The men U60 and U66kg class was for Israel. Matan Kokolayev and Amit Bobovich captured gold. Tamar Malca (women U48kg) and Maya Goshen (women U70kg) delivered for Israel. The class U70kg was actually quite good with Silja Kok (NED) as finalist and a mix of Dutch, Croatian and Danish athletes in the top 8.

Also two Dutch women on the podium U57kg but the gold was for Flaka Loxha (KOS) who defeated Shannon van de Meeberg (NED). Pleuni Cornelisse (NED) and European Games participant Marica Perisic (SRB) took bronze. Another gold for Kosovo when Laura Fazliu defeated Nadiah Krachten (NED) for gold. The Dutch were unlucky with four lost finals.

Lou Anne Brustel of France took gold U78kg, Helen Vukovic was the best of two in the +78kg division.

Israel also lost one final, for women U52kg Nadezda Petrovic of Serbia took the gold against Paz Kafri (ISR).

Back to the men: Bulgaria was remarkably strong in men’s U73kg and U90kg with two gold medals for Mark Hristov and Kostadin Tsvetanov. Giga Abuashvili  of Georgia defeated home player Vuk Elez of Bosnia in the final U81kg.

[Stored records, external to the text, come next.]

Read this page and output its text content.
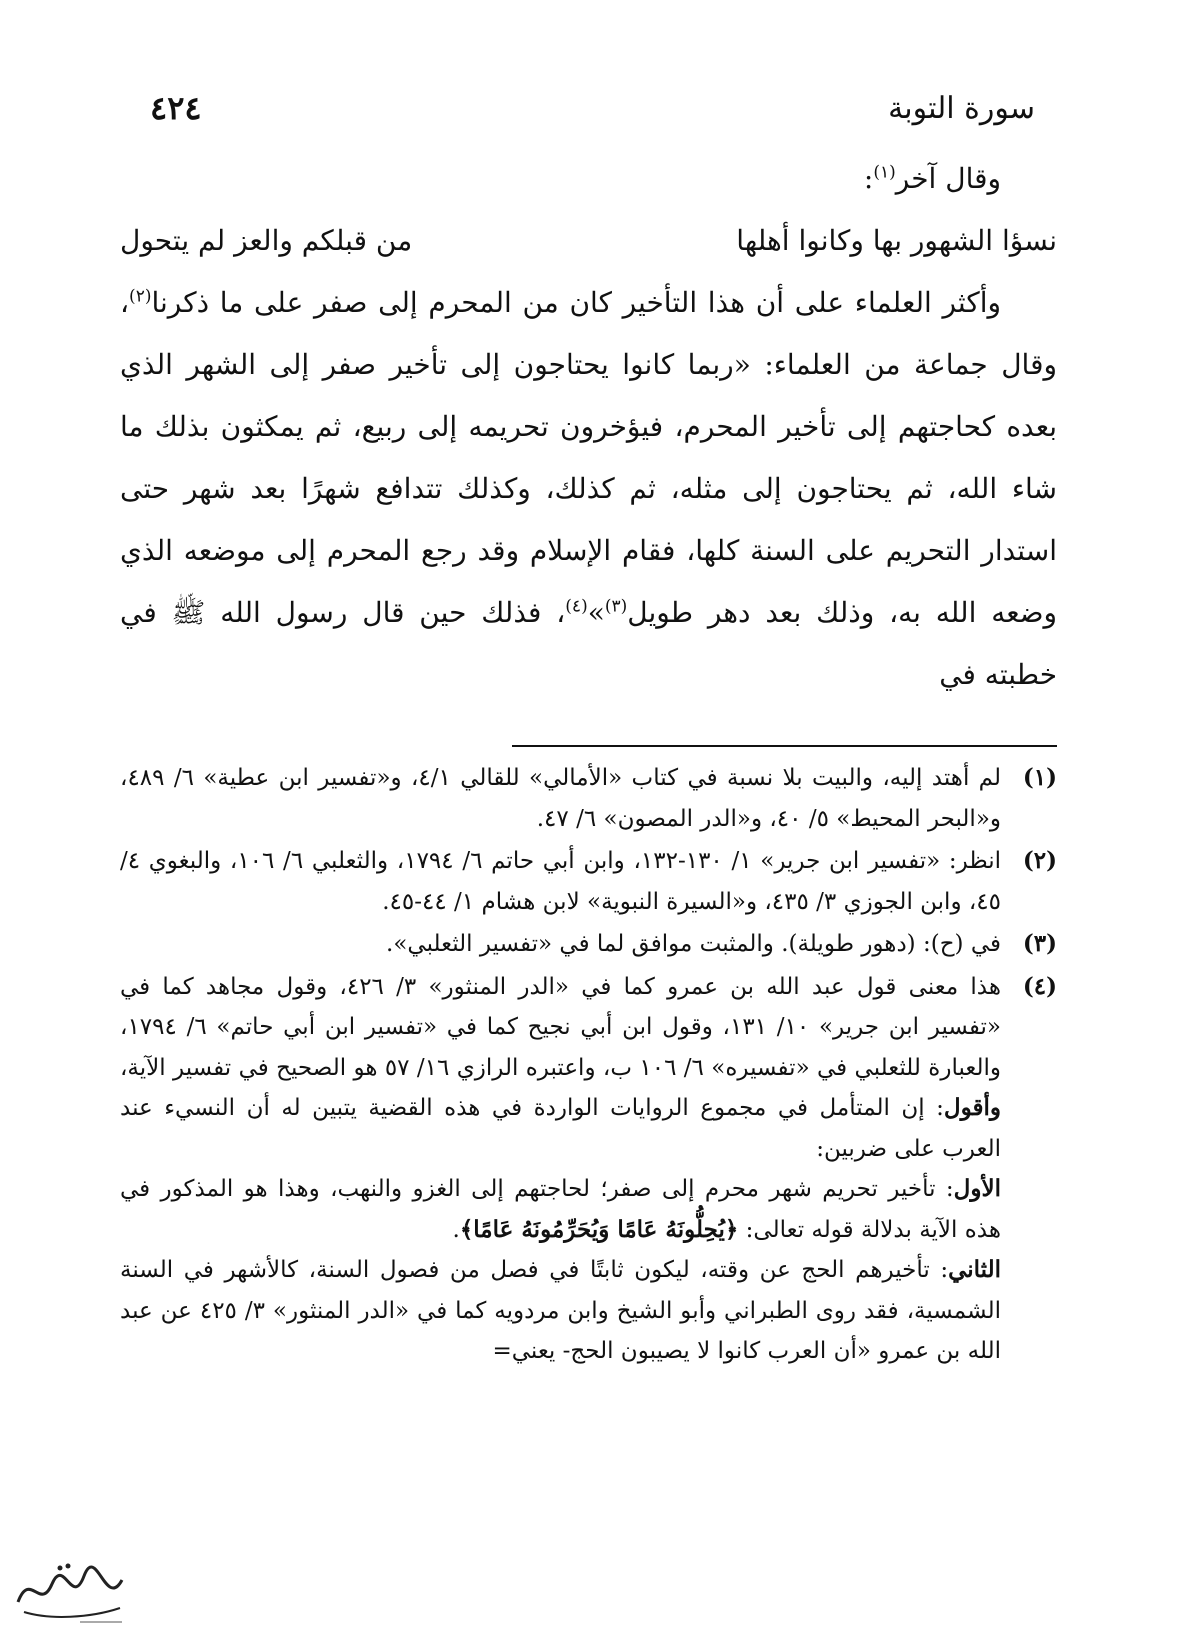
سورة التوبة
٤٢٤

وقال آخر$^{(١)}$:

نسؤا الشهور بها وكانوا أهلها
من قبلكم والعز لم يتحول

وأكثر العلماء على أن هذا التأخير كان من المحرم إلى صفر على ما ذكرنا$^{(٢)}$، وقال جماعة من العلماء: «ربما كانوا يحتاجون إلى تأخير صفر إلى الشهر الذي بعده كحاجتهم إلى تأخير المحرم، فيؤخرون تحريمه إلى ربيع، ثم يمكثون بذلك ما شاء الله، ثم يحتاجون إلى مثله، ثم كذلك، وكذلك تتدافع شهرًا بعد شهر حتى استدار التحريم على السنة كلها، فقام الإسلام وقد رجع المحرم إلى موضعه الذي وضعه الله به، وذلك بعد دهر طويل$^{(٣)}$»$^{(٤)}$، فذلك حين قال رسول الله ﷺ في خطبته في

(١)

لم أهتد إليه، والبيت بلا نسبة في كتاب «الأمالي» للقالي ٤/١، و«تفسير ابن عطية» ٦/ ٤٨٩، و«البحر المحيط» ٥/ ٤٠، و«الدر المصون» ٦/ ٤٧.

(٢)

انظر: «تفسير ابن جرير» ١/ ١٣٠-١٣٢، وابن أبي حاتم ٦/ ١٧٩٤، والثعلبي ٦/ ١٠٦، والبغوي ٤/ ٤٥، وابن الجوزي ٣/ ٤٣٥، و«السيرة النبوية» لابن هشام ١/ ٤٤-٤٥.

(٣)

في (ح): (دهور طويلة). والمثبت موافق لما في «تفسير الثعلبي».

(٤)

هذا معنى قول عبد الله بن عمرو كما في «الدر المنثور» ٣/ ٤٢٦، وقول مجاهد كما في «تفسير ابن جرير» ١٠/ ١٣١، وقول ابن أبي نجيح كما في «تفسير ابن أبي حاتم» ٦/ ١٧٩٤، والعبارة للثعلبي في «تفسيره» ٦/ ١٠٦ ب، واعتبره الرازي ١٦/ ٥٧ هو الصحيح في تفسير الآية، وأقول: إن المتأمل في مجموع الروايات الواردة في هذه القضية يتبين له أن النسيء عند العرب على ضربين:

الأول: تأخير تحريم شهر محرم إلى صفر؛ لحاجتهم إلى الغزو والنهب، وهذا هو المذكور في هذه الآية بدلالة قوله تعالى: ﴿يُحِلُّونَهُ عَامًا وَيُحَرِّمُونَهُ عَامًا﴾.

الثاني: تأخيرهم الحج عن وقته، ليكون ثابتًا في فصل من فصول السنة، كالأشهر في السنة الشمسية، فقد روى الطبراني وأبو الشيخ وابن مردويه كما في «الدر المنثور» ٣/ ٤٢٥ عن عبد الله بن عمرو «أن العرب كانوا لا يصيبون الحج- يعني=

JudoInsider Mathias Madsen of Denmark defeated another JudoInsider, Kylian Bulthuis in the final U100kg in a very weak field with just six athletes. Losseni Kone of Germany defeated Bosnian Igor Vracar in the final +100kg.

Junior European Cup Tour

You wonder if the situation was any different if the IJF publishes all the participants. It could have been even worse as some athletes pulled back in the last moment.

Investments are made by the athletes to travel to Sarajevo, but the field was weak. This must be sign for the European Judo Union to reconsider all events each year in a growing ‘market’ where competitive judo is needed against the strong Asian and Pan American countries.

Young athletes can only spend their money once, perhaps twice and because of the pressure they are forced to further investments, but the return on investment is relatively small, whether you win gold or nothing.